/DCNv2

Deformable Convolutional Networks v2 with Pytorch

Primary LanguageC++BSD 3-Clause "New" or "Revised" LicenseBSD-3-Clause

Deformable Convolutional Networks V2 with Pytorch 1.0

Build

    ./make.sh         # build
    python test.py    # run examples and gradient check 

An Example

  • deformable conv
    from dcn_v2 import DCN
    input = torch.randn(2, 64, 128, 128).cuda()
    # wrap all things (offset and mask) in DCN
    dcn = DCN(64, 64, kernel_size=(3,3), stride=1, padding=1, deformable_groups=2).cuda()
    output = dcn(input)
    print(output.shape)
  • deformable roi pooling
    from dcn_v2 import DCNPooling
    input = torch.randn(2, 32, 64, 64).cuda()
    batch_inds = torch.randint(2, (20, 1)).cuda().float()
    x = torch.randint(256, (20, 1)).cuda().float()
    y = torch.randint(256, (20, 1)).cuda().float()
    w = torch.randint(64, (20, 1)).cuda().float()
    h = torch.randint(64, (20, 1)).cuda().float()
    rois = torch.cat((batch_inds, x, y, x + w, y + h), dim=1)

    # mdformable pooling (V2)
    # wrap all things (offset and mask) in DCNPooling
    dpooling = DCNPooling(spatial_scale=1.0 / 4,
                         pooled_size=7,
                         output_dim=32,
                         no_trans=False,
                         group_size=1,
                         trans_std=0.1).cuda()

    dout = dpooling(input, rois)

Note

Now the master branch is for pytorch 1.0 (new ATen API), you can switch back to pytorch 0.4 with,

git checkout pytorch_0.4

Known Issues:

  • Gradient check w.r.t offset (solved)
  • Backward is not reentrant (minor)

This is an adaption of the official Deformable-ConvNets.

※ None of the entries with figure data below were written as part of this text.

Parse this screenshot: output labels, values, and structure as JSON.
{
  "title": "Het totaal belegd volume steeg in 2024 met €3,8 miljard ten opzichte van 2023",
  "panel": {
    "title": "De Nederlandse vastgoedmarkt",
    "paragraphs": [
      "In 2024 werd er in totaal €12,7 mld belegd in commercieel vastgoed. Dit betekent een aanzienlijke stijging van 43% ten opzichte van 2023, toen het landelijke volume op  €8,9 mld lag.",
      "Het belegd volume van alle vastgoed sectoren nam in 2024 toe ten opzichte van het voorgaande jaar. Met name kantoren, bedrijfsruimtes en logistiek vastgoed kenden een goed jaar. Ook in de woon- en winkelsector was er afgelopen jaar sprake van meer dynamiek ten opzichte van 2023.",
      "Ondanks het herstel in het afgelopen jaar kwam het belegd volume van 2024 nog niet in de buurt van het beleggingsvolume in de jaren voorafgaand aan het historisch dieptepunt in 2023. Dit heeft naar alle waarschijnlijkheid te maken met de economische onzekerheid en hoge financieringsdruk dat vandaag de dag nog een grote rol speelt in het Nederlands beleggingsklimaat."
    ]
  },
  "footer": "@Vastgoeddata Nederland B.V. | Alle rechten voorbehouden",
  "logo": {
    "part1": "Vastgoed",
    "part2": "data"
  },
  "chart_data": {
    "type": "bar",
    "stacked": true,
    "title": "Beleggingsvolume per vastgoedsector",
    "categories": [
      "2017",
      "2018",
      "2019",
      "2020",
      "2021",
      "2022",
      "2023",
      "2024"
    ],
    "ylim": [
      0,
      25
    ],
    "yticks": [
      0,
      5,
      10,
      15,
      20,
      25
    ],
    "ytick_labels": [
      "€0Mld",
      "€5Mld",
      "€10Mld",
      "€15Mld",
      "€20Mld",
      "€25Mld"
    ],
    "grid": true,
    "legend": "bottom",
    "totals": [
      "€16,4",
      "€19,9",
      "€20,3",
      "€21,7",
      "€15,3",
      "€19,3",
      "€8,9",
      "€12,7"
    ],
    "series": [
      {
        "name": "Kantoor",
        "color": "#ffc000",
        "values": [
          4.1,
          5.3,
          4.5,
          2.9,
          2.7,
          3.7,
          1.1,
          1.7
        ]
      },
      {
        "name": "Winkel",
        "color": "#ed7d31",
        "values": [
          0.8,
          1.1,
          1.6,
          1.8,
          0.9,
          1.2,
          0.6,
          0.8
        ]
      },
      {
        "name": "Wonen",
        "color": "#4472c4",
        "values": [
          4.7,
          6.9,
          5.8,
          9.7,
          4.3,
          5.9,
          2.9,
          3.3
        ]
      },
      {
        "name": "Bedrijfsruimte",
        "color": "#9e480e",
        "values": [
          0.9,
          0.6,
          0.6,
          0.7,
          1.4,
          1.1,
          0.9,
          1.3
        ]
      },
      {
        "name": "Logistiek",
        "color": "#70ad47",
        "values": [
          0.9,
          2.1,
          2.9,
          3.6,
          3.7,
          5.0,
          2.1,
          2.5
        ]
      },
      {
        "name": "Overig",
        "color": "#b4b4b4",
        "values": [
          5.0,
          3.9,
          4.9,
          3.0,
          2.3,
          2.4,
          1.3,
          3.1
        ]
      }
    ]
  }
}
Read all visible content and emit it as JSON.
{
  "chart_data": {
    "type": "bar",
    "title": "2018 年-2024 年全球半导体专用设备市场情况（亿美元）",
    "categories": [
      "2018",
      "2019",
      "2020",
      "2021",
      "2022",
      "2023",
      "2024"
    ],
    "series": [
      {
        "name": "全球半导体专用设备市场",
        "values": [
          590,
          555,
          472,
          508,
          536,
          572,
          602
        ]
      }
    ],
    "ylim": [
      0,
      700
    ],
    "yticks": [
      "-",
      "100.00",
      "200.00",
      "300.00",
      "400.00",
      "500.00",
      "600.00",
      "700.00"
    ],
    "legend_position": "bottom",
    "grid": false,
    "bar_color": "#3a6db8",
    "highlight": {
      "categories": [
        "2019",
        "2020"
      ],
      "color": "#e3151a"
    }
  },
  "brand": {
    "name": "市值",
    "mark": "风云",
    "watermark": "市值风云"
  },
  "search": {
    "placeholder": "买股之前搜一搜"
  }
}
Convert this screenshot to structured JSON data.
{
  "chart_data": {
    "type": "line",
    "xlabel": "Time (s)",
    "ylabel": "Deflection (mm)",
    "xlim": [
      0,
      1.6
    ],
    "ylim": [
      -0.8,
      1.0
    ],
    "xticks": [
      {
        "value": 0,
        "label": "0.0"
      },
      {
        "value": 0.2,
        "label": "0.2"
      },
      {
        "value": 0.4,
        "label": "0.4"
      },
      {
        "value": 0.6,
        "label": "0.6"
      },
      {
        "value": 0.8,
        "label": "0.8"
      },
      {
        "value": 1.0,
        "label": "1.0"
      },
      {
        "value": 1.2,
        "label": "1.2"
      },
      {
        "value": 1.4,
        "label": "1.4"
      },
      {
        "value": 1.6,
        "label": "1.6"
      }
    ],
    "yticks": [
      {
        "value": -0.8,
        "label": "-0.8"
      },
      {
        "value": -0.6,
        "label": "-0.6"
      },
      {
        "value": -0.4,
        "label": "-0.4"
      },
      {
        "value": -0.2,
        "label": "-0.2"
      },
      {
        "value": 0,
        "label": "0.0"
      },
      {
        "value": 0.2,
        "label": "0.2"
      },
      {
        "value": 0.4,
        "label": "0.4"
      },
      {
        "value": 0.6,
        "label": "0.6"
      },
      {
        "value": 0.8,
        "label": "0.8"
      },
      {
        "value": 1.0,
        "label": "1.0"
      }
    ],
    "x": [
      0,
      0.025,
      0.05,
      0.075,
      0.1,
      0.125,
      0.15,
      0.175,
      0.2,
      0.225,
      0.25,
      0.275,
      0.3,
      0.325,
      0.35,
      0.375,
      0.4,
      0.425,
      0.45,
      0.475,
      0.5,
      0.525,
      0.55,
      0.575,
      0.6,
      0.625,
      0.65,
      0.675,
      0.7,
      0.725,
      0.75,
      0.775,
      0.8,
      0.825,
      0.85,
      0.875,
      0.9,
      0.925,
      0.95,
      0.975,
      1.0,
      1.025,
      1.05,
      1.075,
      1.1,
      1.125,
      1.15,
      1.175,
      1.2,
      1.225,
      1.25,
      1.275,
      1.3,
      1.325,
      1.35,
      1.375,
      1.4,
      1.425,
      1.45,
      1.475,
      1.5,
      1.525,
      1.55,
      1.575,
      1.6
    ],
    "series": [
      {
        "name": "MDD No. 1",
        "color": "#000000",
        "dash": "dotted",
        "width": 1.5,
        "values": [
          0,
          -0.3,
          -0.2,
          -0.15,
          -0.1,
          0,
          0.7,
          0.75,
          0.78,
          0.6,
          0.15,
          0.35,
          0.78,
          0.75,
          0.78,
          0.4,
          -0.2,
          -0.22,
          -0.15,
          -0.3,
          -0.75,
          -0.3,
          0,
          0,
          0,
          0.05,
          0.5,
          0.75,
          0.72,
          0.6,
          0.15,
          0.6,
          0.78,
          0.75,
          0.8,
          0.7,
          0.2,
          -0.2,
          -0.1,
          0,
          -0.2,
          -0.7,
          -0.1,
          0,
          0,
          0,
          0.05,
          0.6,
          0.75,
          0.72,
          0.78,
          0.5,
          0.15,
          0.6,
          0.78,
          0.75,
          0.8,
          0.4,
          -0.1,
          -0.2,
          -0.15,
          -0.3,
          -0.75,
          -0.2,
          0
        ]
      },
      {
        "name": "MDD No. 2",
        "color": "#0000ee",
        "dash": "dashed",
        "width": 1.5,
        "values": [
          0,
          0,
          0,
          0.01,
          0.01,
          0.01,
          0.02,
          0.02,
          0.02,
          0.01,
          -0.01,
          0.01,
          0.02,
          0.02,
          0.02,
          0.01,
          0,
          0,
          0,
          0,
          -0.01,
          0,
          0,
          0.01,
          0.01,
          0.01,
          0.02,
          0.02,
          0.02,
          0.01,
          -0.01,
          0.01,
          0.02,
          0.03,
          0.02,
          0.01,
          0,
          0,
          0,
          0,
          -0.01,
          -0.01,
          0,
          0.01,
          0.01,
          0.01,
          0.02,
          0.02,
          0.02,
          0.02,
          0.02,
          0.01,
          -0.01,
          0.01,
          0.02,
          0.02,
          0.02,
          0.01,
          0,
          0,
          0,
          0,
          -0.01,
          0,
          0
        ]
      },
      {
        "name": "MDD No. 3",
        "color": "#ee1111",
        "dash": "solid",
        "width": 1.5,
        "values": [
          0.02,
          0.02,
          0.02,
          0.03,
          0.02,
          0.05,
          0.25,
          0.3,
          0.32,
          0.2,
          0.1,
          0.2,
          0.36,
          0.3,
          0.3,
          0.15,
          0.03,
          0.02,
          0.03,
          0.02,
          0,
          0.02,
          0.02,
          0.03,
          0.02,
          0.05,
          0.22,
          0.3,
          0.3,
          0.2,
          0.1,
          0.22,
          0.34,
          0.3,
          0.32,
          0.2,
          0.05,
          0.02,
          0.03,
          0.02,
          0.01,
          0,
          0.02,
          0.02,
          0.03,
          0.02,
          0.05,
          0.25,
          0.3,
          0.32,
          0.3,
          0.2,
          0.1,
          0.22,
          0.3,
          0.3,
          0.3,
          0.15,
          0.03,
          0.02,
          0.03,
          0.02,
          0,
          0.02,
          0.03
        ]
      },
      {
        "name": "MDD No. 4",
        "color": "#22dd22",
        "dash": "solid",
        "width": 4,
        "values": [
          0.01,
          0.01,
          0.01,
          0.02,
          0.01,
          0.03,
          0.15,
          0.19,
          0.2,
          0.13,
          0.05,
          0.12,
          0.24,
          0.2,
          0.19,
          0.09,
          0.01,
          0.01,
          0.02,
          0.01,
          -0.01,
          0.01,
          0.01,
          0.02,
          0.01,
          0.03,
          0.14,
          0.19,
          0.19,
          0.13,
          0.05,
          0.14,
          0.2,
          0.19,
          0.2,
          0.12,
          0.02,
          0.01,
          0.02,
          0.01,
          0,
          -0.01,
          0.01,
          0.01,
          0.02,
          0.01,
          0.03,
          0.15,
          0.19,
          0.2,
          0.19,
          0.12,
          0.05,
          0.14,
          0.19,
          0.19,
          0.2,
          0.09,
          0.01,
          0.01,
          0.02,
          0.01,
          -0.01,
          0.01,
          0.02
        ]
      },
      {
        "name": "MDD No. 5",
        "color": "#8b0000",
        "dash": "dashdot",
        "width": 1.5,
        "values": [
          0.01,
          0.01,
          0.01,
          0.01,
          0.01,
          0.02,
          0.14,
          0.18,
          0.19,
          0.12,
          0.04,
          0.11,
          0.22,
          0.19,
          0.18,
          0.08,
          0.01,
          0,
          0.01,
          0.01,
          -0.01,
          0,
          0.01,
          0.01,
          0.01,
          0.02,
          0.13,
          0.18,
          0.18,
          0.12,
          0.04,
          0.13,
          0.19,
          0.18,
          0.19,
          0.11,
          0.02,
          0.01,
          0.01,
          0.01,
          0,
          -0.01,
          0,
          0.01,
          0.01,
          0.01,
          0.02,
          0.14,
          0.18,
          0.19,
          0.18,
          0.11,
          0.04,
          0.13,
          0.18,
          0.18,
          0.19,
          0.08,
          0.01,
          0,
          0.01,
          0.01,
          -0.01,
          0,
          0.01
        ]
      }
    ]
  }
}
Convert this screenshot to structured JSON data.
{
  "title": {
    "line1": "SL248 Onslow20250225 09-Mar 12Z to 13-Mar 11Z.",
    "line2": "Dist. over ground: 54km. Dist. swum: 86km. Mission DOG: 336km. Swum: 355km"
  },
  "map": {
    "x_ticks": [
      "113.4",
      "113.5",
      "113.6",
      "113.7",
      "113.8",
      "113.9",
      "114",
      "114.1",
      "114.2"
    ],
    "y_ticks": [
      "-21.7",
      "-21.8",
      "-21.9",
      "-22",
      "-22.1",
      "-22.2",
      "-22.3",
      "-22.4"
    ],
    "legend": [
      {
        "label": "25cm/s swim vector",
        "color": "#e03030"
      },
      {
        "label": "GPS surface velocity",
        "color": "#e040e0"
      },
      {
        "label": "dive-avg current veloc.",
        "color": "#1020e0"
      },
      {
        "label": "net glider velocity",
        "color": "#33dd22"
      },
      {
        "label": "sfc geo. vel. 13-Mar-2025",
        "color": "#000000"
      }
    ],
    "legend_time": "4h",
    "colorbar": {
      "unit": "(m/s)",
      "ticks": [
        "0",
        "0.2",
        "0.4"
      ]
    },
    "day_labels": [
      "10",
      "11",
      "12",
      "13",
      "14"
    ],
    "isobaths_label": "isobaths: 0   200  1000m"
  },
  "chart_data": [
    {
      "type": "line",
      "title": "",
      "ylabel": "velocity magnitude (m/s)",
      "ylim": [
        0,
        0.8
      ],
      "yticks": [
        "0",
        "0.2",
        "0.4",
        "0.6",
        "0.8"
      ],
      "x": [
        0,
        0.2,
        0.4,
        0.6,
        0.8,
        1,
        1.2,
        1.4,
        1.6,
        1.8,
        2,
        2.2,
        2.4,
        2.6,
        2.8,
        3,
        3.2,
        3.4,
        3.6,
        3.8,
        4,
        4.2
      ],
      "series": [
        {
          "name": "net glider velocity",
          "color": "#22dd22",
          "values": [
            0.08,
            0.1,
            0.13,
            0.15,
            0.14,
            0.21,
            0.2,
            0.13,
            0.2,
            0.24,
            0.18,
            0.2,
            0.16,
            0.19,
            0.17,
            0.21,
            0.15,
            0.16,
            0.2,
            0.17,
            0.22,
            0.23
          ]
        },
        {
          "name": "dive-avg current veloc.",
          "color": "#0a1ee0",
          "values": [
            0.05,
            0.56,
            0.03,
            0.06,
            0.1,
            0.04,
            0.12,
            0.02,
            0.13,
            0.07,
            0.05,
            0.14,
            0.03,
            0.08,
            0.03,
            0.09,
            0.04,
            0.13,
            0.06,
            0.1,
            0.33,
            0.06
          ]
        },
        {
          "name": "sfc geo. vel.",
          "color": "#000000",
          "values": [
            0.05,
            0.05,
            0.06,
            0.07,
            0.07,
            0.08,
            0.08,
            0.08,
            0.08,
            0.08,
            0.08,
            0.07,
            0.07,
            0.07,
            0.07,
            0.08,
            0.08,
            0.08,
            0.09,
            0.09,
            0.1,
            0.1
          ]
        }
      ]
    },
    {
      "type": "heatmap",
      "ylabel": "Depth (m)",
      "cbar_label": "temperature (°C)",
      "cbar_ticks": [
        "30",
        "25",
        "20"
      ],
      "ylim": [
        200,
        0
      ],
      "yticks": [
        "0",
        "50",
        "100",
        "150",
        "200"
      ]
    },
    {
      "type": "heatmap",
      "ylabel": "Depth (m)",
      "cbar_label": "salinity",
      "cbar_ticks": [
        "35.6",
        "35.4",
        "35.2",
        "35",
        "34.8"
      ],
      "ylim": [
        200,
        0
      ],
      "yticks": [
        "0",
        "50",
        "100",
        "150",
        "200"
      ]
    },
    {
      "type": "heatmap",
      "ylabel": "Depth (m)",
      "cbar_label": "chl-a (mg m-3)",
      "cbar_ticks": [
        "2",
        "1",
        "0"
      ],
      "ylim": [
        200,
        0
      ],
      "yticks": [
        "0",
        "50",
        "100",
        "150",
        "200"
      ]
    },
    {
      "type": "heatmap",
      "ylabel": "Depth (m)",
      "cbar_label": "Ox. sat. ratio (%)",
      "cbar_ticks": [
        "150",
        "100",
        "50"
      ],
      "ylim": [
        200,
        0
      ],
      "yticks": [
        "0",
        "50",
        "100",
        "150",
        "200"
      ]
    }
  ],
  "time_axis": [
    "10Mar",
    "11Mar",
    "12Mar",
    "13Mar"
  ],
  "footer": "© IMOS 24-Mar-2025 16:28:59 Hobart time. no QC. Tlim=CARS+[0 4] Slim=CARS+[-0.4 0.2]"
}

I have ran the gradient check for many times with DOUBLE type. Every tensor except offset passes. However, when I set the offset to 0.5, it passes. I'm still wondering what cause this problem. Is it because some non-differential points?

Update: all gradient check passes with double precision.

Another issue is that it raises RuntimeError: Backward is not reentrant. However, the error is very small (<1e-7 for float <1e-15 for double), so it may not be a serious problem (?)

Please post an issue or PR if you have any comments.